The Trump administration released changes to what Affordable Care Act insurers will receive or owe under the law's risk adjustment program to reflect new data validation.
The Centers for Medicare & Medicaid Services released a report on Aug. 1 that details how data validation has affected the program's totals for 2018. The goal is to increase the accuracy of payments and collections for risk adjustment, which has been the subject of several lawsuits from insurers.
Risk adjustment pays ACA insurers with a sicker population and collects money from insurers with low-risk populations. The goal is to reduce incentives for insurers to ignore sicker customers.
In 2015 and 2016, CMS started a pilot program to validate the risk adjustment data sent in by insurers to ensure it was accurate. However, the validation data was not used to adjust the risk adjustment transfers for both of those years. Now the data will impact the risk adjustment amounts.
The report says that the 2017 validation scores will be applied to the risk adjustment amounts that plans either owe or will receive for the 2018 coverage year.
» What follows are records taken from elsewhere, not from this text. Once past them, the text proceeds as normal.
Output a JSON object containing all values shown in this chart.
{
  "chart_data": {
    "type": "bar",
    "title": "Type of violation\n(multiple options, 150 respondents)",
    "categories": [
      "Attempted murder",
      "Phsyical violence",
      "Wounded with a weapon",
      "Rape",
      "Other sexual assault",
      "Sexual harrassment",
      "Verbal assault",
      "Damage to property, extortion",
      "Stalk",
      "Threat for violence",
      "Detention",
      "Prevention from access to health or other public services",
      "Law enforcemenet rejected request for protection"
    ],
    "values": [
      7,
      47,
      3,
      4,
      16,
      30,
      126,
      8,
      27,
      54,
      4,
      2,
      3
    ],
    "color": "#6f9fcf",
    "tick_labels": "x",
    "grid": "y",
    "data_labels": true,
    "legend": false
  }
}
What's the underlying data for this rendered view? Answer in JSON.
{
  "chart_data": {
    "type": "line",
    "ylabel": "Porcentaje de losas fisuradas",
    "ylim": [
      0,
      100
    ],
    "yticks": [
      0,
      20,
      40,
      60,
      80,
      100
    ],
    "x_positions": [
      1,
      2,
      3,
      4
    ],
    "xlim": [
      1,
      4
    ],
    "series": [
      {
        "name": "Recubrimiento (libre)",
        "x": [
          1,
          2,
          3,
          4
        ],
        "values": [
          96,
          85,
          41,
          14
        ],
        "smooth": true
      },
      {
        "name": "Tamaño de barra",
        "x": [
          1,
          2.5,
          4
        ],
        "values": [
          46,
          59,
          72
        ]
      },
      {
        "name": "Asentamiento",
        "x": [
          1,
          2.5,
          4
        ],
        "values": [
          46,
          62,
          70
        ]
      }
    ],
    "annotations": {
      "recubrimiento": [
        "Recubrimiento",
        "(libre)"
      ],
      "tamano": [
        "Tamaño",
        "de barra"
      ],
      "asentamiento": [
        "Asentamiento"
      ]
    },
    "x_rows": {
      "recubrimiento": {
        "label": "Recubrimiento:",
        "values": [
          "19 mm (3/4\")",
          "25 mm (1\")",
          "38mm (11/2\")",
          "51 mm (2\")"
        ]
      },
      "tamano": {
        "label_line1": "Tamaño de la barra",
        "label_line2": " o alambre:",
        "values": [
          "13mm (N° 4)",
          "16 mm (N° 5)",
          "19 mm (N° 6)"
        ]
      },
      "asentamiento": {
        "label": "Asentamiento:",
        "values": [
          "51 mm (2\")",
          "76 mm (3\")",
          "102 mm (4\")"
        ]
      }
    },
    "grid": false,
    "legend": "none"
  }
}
Under the new change, some insurers that initially were expected to receive a risk adjustment payment will now be required to pay into the program and vice versa.
Overall, CMS was expected to receive more than $5 billion from insurers and dole out roughly $5 billion for 2018. The overall amount does not change, just the totals that some insurers will receive.
For example, Harvard Pilgrim Health Care's plans in Connecticut were expected to owe $2.9 million but will now get a payment of nearly $400,000. On the other side, Cigna’s Colorado business was expected to get $9 million in risk adjustment money but will now owe $20 million.
Others will owe a lot less under the new adjustment. Kaiser Permanente’s California plans were originally expected to owe $392 million but now will owe $295 million, according to CMS’ report.
The newly adjusted amounts will be collected and distributed in the 2021 benefit year, CMS said in a May 31 memo to plans.
"We have issued guidance as part of the federal rate filing instructions to provide states and issuers flexibility in terms of when these amounts will be considered for rate setting purposes," the agency's memo said.
The validation changes come as CMS has weathered several lawsuits from insurers over the years complaining about their risk adjustment amounts. A federal judge ruled last year that HHS’ risk adjustment formula was “arbitrary and capricious,” ruling in favor of a New Mexico insurer’s challenge to the agency. Another federal judge struck down a challenge from a Massachusetts insurer against the formula.